In Yokohama, outside of Tokyo, others hunkered down in their homes despite the storm.
"I'm 77 and I've never seen anything like this," Hidetsugu Nishimura told AFP.
"We can hear an infernal din from the rain and the wind, and a fragment of the roof has gone. For an hour, the house was shaking from wind and rain."
Several rivers broke their banks, including the Tamagawa that flows through a residential area of Tokyo.
"There were parts where the bank was not fully built. We had been dealing with it by sandbagging, but water started overflowing in parts of the area," land ministry official Shuya Nakamura told AFP.

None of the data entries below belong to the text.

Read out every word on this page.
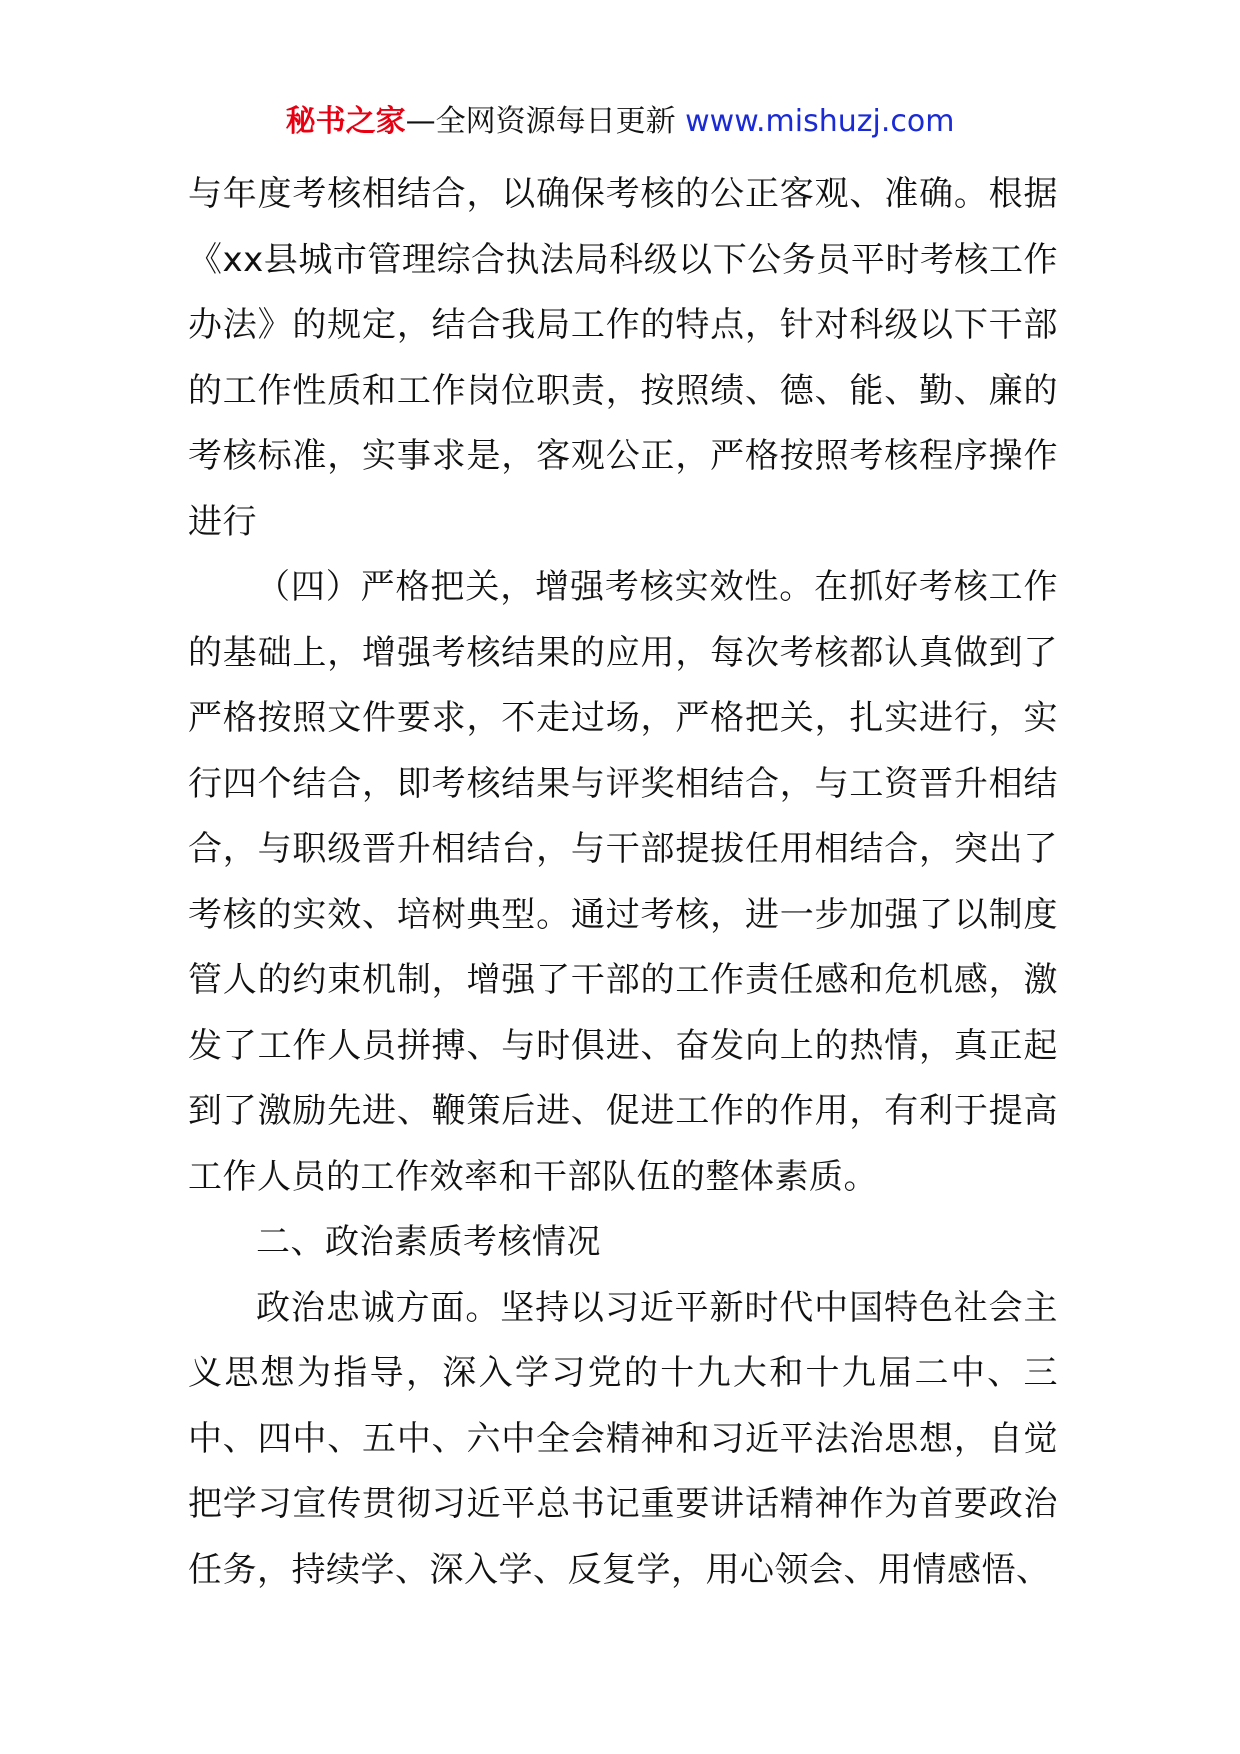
秘书之家—全网资源每日更新 www.mishuzj.com

与年度考核相结合，以确保考核的公正客观、准确。根据《xx县城市管理综合执法局科级以下公务员平时考核工作办法》的规定，结合我局工作的特点，针对科级以下干部的工作性质和工作岗位职责，按照绩、德、能、勤、廉的考核标准，实事求是，客观公正，严格按照考核程序操作进行

（四）严格把关，增强考核实效性。在抓好考核工作的基础上，增强考核结果的应用，每次考核都认真做到了严格按照文件要求，不走过场，严格把关，扎实进行，实行四个结合，即考核结果与评奖相结合，与工资晋升相结合，与职级晋升相结台，与干部提拔任用相结合，突出了考核的实效、培树典型。通过考核，进一步加强了以制度管人的约束机制，增强了干部的工作责任感和危机感，激发了工作人员拼搏、与时俱进、奋发向上的热情，真正起到了激励先进、鞭策后进、促进工作的作用，有利于提高工作人员的工作效率和干部队伍的整体素质。

二、政治素质考核情况

政治忠诚方面。坚持以习近平新时代中国特色社会主义思想为指导，深入学习党的十九大和十九届二中、三中、四中、五中、六中全会精神和习近平法治思想，自觉把学习宣传贯彻习近平总书记重要讲话精神作为首要政治任务，持续学、深入学、反复学，用心领会、用情感悟、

Among the missing were three people swept away in their car after a bridge over the River Chikuma broke, local official Masataka Tomi told AFP.
A local fire department official in Fukushima said a man and a woman in their 60s were missing following landslides.
There were fears of more potential flooding after officials opened sluice gates at several dams, warning residents downstream to evacuate if possible.
Nearly half a million households in the greater Tokyo area lost power at some stage during the storm.